Another piece has been moved on the November ballot chess board.

Last week attorneys for the California Teachers Association and California Hospital Association submitted another version of an extension of the top brackets of California’s personal income tax. These brackets were added, ostensibly on a temporary basis, by Proposition 30 in 2012.

The new proposal maintains the rates at their existing levels, but allocates up to $2 billion a year from the proceeds of the extended taxes to providers of physician, hospital and managed care services for the state’s Medi-Cal population.

The Medi-Cal program is the single largest program in all of state government, when measured by all state and federal spending – even larger than all K-12 spending in the state. Governor Brown successfully expanded the program to a larger population of poor Californians, as permitted by the Affordable Care Act. Some 30 percent of Californians receive their health services through Medi-Cal.

Notwithstanding the enormous amounts spent on this program, reimbursement rates for physicians and hospitals are among the lowest in the nation.

This latest development on the ballot front is a consequence of what was shaping up to be a ballot war between the CTA and the union representing hospital workers.

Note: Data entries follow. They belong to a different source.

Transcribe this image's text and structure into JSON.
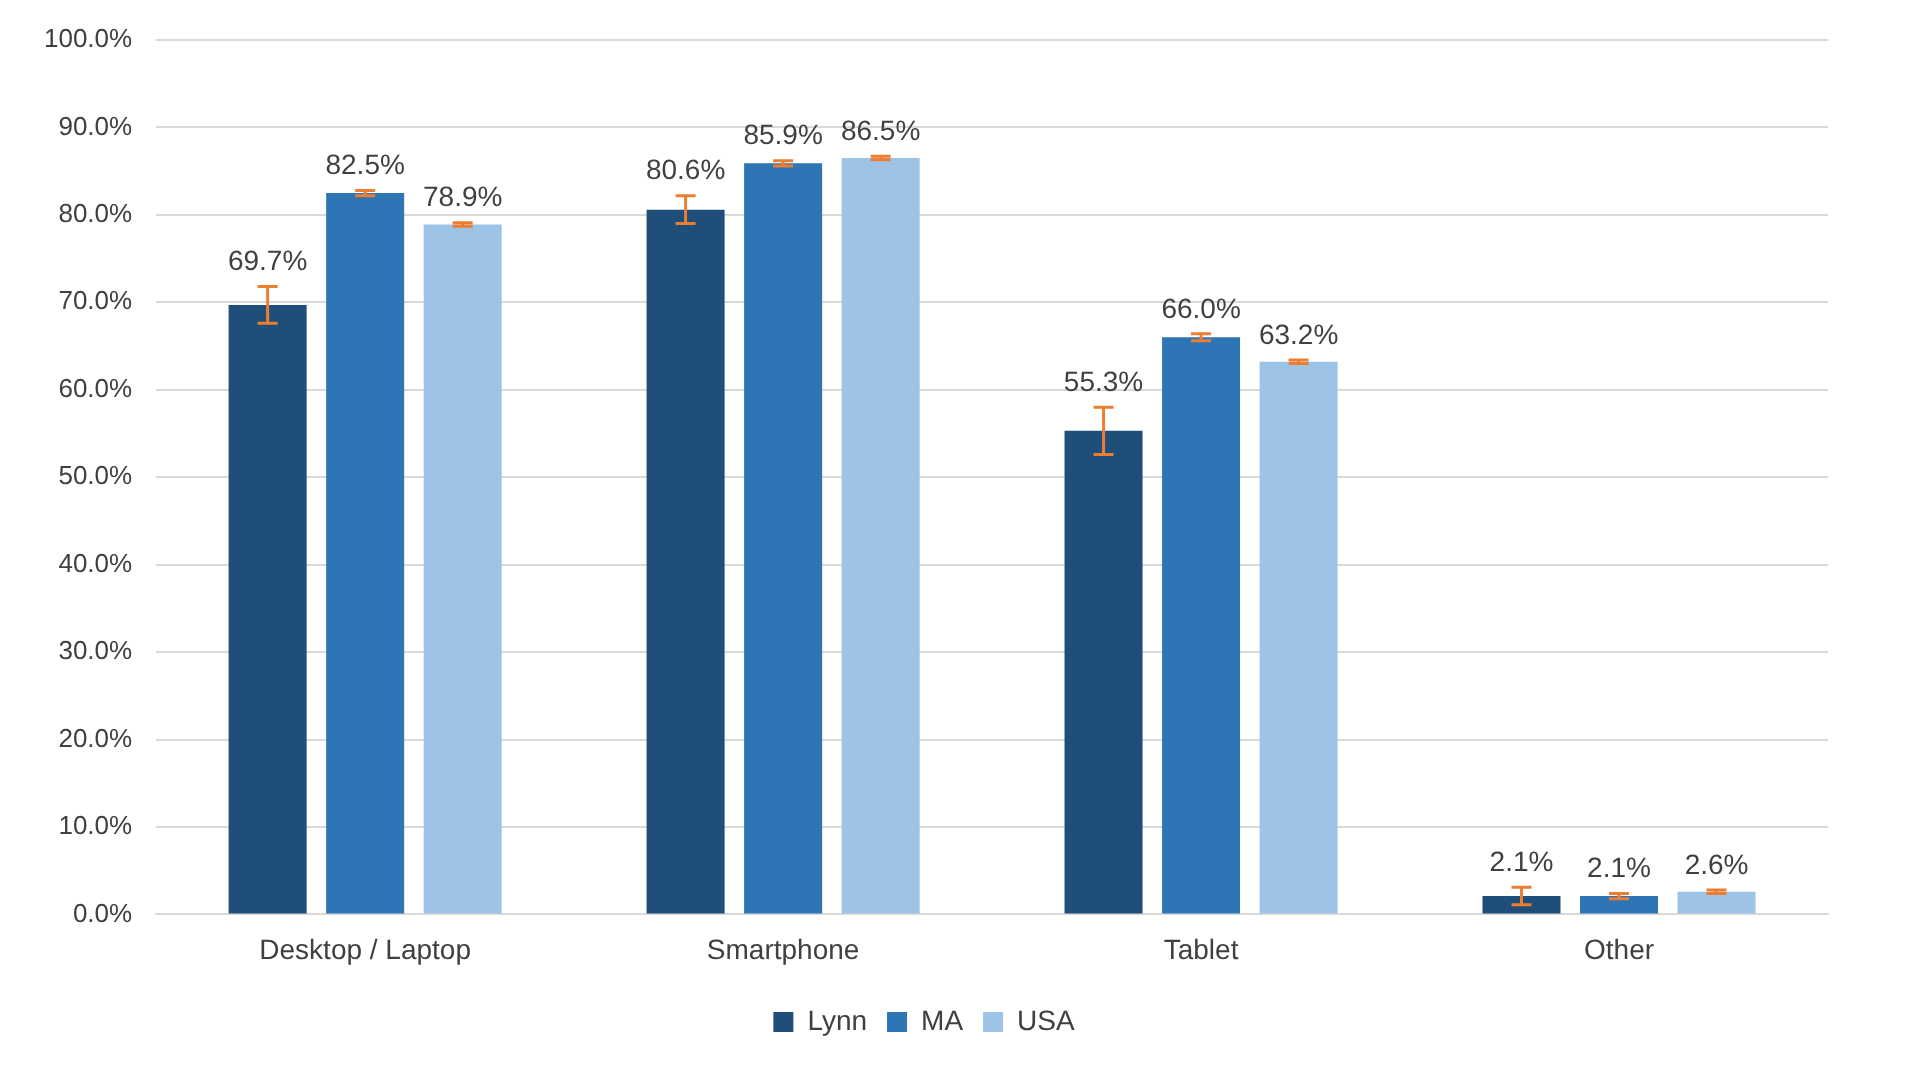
{
  "chart_data": {
    "type": "bar",
    "categories": [
      "Desktop / Laptop",
      "Smartphone",
      "Tablet",
      "Other"
    ],
    "series": [
      {
        "name": "Lynn",
        "color": "#1f4e79",
        "values": [
          69.7,
          80.6,
          55.3,
          2.1
        ],
        "errors": [
          2.1,
          1.6,
          2.7,
          1.0
        ],
        "value_labels": [
          "69.7%",
          "80.6%",
          "55.3%",
          "2.1%"
        ]
      },
      {
        "name": "MA",
        "color": "#2e75b6",
        "values": [
          82.5,
          85.9,
          66.0,
          2.1
        ],
        "errors": [
          0.3,
          0.3,
          0.4,
          0.3
        ],
        "value_labels": [
          "82.5%",
          "85.9%",
          "66.0%",
          "2.1%"
        ]
      },
      {
        "name": "USA",
        "color": "#9dc3e6",
        "values": [
          78.9,
          86.5,
          63.2,
          2.6
        ],
        "errors": [
          0.2,
          0.2,
          0.2,
          0.2
        ],
        "value_labels": [
          "78.9%",
          "86.5%",
          "63.2%",
          "2.6%"
        ]
      }
    ],
    "ylim": [
      0,
      100
    ],
    "yticks": [
      {
        "value": 0,
        "label": "0.0%"
      },
      {
        "value": 10,
        "label": "10.0%"
      },
      {
        "value": 20,
        "label": "20.0%"
      },
      {
        "value": 30,
        "label": "30.0%"
      },
      {
        "value": 40,
        "label": "40.0%"
      },
      {
        "value": 50,
        "label": "50.0%"
      },
      {
        "value": 60,
        "label": "60.0%"
      },
      {
        "value": 70,
        "label": "70.0%"
      },
      {
        "value": 80,
        "label": "80.0%"
      },
      {
        "value": 90,
        "label": "90.0%"
      },
      {
        "value": 100,
        "label": "100.0%"
      }
    ],
    "grid": "y",
    "legend": "bottom"
  }
}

The teachers’ group had sponsored a simple, 12-year extension of Proposition 30 – which coincidentally is just now eligible for signature collection.

But frustrated by the inability to improve reimbursements for health care providers, the United Health Workers division of SEIU, along with the Hospital Association, filed a measure that extended the Proposition 30 income tax rates permanently, and added two more higher brackets, for a top rate of 15.3 percent on the highest earners.

Skirmishes ensued, as did negotiations.

Whether this version truly represents a joint teachers union/health care effort remains to be seen. The health care union has not indicated its position on this approach; indeed, in a bizarre twist, it recently sued the CHA for entering into negotiations with CTA in the first place.

Amid this uncertainty, one fact remains unassailable: the CTA has a measure “on the street” for which they can begin collecting signatures. Everything else for now is speculation.